Les incohérences du bilan social national
Mais, quatre ans après ce numéro de claquettes d’Emmanuel Macron, une étude indépendante analysant la politique sociale et l’emploi d’Amazon en France a été présentée aux représentants du personnel, au cours du dernier comité social économique central (CSEC) de l’entreprise.
Réalisé à la demande des élus du CSEC par la société d’expertise comptable Progexa, ce rapport publie des données jusqu’alors inaccessibles, et démontre qu’Amazon n’est en rien une « chance » pour les travailleurs. Le document débute par une chronique invraisemblable, celle des innombrables embûches que la direction des ressources humaines d’Amazon a dressées aux experts tout au long de leur mission, en répondant tardivement à leurs demandes d’informations, ou de manière incomplète.
Par ailleurs, les experts ont découvert que « le bilan social national présente des incohérences avec les bilans sociaux des établissements » et que « certains indicateurs des bilans sociaux présentent des chiffres totalement erronés ». Le rapport offre néanmoins une vue panoramique sur l’activité de l’entreprise et contient d’importantes révélations.
Quid des embauches massives en CDI ?
Dans le cadre de leurs apparitions médiatiques, les dirigeants d’Amazon France répètent que le recours au travail intérimaire au sein de leurs entrepôts serait corrélé à « une activité saisonnière ». Et, sur ce point, sous les présidences Sarkozy, Hollande, puis Macron, il n’a pas manqué de représentants politiques libéraux favorables aux implantations d’Amazon pour se faire les perroquets des communicants de la multinationale états-unienne.
Interviewé le 25 juin 2012 lors de l’inauguration de l’entrepôt Amazon de Sevrey (Saône-et-Loire), le ministre du Redressement productif, Arnaud Montebourg, prenait ainsi la défense d’Amazon : « Écoutez, il y a des emplois saisonniers, comme d’ailleurs dans toute activité. Les vendanges, c’est des emplois saisonniers. Dans l’industrie, il y a des emplois saisonniers. »
EN 2021, 962 CONTRATS DE TRAVAIL ONT ÉTÉ ROMPUS EN FIN DE PÉRIODE D’ESSAI.
En réalité, plutôt que d’embaucher des travailleurs en CDI, Amazon maintient délibérément un pourcentage extrêmement élevé de travailleurs intérimaires. En 2021, les intérimaires représentent ainsi 42 % de la main-d’œuvre totale embauchée par Amazon France. Ce chiffre dynamite le mythe du fleuron de la logistique qui embaucherait à la chaîne en CDI dans des territoires socialement sinistrés. « Une part importante du recours à l’intérim demeure structurelle chez Amazon et justifierait davantage de recrutements en CDI », souligne le rapport.
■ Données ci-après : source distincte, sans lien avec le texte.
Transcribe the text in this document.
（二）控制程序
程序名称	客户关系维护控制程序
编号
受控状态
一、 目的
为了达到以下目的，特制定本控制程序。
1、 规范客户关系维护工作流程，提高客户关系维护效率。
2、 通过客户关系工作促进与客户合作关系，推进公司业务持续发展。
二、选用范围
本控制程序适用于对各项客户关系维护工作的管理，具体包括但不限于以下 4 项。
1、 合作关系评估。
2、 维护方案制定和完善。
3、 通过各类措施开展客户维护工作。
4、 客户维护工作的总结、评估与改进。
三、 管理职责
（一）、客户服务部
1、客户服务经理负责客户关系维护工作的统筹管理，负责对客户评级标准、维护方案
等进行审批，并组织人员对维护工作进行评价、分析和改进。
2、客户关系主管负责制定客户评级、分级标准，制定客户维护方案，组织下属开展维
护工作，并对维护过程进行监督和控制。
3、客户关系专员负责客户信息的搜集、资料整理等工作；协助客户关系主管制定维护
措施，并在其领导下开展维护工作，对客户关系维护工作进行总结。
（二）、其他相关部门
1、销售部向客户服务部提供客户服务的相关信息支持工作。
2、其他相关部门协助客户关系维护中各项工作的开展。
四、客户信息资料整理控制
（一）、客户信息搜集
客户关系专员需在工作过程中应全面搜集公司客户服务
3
Afin d’accompagner la croissance de l’entreprise et ses ouvertures de nouveaux entrepôts, l’effectif global d’Amazon a augmenté : il atteint 16 571 ETP (équivalents temps plein) en 2021. Mais les experts de Progexa ont remarqué que, au cours de la même année, les embauches en intérim ont augmenté plus vite que celles en CDI.
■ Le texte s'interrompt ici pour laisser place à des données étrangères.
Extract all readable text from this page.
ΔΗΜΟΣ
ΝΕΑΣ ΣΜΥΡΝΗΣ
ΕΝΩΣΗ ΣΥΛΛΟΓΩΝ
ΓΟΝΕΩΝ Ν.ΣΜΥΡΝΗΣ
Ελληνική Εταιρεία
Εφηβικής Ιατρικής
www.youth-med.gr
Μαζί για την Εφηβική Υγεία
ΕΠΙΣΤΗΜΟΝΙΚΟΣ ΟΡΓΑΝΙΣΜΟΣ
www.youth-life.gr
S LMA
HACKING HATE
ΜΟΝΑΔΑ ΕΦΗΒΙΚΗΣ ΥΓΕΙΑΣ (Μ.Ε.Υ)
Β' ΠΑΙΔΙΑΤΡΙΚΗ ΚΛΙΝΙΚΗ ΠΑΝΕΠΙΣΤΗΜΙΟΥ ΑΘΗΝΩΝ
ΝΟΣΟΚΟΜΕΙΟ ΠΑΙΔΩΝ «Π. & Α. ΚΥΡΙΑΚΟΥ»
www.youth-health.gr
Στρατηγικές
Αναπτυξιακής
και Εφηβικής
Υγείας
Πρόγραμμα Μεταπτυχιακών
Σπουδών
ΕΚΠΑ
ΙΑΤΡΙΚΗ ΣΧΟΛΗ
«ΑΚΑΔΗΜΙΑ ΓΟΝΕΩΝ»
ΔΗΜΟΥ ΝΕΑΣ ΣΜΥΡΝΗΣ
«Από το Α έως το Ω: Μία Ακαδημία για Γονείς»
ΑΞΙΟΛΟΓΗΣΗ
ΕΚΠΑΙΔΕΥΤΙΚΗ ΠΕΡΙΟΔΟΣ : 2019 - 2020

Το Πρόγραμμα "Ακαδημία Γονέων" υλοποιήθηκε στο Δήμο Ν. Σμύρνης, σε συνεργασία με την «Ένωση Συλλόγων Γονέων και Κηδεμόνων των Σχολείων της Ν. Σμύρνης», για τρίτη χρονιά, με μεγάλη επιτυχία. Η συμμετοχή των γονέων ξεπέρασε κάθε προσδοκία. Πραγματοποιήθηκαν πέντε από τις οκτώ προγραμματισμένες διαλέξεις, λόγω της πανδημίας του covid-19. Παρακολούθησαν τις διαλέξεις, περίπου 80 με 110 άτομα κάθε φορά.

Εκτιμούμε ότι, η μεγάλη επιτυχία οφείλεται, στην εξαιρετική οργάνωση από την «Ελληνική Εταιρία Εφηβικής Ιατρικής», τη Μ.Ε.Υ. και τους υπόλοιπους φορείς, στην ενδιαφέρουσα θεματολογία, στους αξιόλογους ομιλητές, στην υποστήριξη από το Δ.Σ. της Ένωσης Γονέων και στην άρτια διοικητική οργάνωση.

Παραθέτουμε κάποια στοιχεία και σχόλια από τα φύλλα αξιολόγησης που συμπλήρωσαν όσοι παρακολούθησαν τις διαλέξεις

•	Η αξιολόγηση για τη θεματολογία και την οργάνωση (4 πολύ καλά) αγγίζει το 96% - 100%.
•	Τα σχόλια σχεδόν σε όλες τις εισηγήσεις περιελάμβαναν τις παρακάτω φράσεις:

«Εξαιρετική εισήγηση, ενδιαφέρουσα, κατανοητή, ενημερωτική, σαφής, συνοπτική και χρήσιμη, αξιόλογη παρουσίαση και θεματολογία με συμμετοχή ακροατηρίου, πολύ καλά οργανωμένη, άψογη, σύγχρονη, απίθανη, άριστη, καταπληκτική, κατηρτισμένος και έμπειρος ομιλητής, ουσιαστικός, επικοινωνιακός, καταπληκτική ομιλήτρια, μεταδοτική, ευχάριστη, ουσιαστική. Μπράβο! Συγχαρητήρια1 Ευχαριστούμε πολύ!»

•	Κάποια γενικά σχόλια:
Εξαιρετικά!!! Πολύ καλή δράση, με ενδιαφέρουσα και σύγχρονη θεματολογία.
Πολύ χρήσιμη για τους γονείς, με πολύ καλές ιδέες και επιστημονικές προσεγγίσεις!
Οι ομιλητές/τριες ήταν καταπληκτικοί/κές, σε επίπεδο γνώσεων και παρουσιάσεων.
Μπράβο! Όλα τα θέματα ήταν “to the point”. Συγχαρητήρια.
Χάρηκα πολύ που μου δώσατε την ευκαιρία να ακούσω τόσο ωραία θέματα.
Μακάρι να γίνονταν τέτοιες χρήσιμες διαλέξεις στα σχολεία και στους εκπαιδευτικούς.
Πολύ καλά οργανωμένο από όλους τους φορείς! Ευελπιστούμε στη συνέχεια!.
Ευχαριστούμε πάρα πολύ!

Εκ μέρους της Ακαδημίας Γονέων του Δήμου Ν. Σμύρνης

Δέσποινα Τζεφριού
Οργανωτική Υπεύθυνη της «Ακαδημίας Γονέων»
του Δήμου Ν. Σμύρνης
De l'usage de la période d'essai chez Amazon...
Jadis, Amazon imposait généralement à ses nouvelles recrues une période d’intérim avant de les engager en CDI. Désormais, afin de pouvoir bénéficier des aides publiques de Pôle emploi, la procédure a changé : Amazon signe directement des CDI à de très nombreux travailleurs, puis rompt à la chaîne leurs contrats de travail avant la fin de leur période d’essai.
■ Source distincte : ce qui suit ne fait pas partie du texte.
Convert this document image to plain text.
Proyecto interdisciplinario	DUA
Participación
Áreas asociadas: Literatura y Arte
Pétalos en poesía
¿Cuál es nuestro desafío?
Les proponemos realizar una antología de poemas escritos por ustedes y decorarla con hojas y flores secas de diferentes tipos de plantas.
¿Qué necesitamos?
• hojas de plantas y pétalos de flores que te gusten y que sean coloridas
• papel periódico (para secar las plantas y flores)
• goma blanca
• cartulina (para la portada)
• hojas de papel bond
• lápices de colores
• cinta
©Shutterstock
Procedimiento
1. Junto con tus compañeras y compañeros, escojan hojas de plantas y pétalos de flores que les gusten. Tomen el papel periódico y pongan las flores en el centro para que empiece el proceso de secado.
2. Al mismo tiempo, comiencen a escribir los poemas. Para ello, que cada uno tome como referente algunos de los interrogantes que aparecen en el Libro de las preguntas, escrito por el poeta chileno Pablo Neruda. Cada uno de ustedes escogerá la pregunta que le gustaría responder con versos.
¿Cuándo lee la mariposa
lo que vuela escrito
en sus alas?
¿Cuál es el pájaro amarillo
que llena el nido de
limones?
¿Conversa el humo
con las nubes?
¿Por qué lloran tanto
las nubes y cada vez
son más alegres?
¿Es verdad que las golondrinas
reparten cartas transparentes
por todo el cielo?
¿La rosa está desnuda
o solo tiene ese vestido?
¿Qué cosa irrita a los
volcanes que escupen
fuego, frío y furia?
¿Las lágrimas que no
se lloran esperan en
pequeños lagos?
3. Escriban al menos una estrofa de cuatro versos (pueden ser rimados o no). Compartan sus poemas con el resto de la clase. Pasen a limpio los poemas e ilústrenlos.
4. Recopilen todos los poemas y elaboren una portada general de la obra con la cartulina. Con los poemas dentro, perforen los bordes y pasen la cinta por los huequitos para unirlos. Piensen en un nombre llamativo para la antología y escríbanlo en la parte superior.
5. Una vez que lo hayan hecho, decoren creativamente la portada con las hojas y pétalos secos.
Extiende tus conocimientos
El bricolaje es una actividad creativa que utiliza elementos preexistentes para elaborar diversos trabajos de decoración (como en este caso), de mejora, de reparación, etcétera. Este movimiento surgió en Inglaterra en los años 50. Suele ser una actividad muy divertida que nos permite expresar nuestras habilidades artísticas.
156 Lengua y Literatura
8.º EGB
Pour l’année 2021, 962 contrats de travail ont été rompus à l’initiative de l’employeur en fin de période d’essai ! Au total, un salarié sur cinq embauchés en 2021 a quitté l’entreprise avant la fin de sa période d’essai. Pour les sites de Saran (Loiret) et de Brétigny-sur-Orge (Essonne), une embauche sur quatre ne s’est pas concrétisée. La fin de la période d’essai est désormais la première cause de départ des salariés.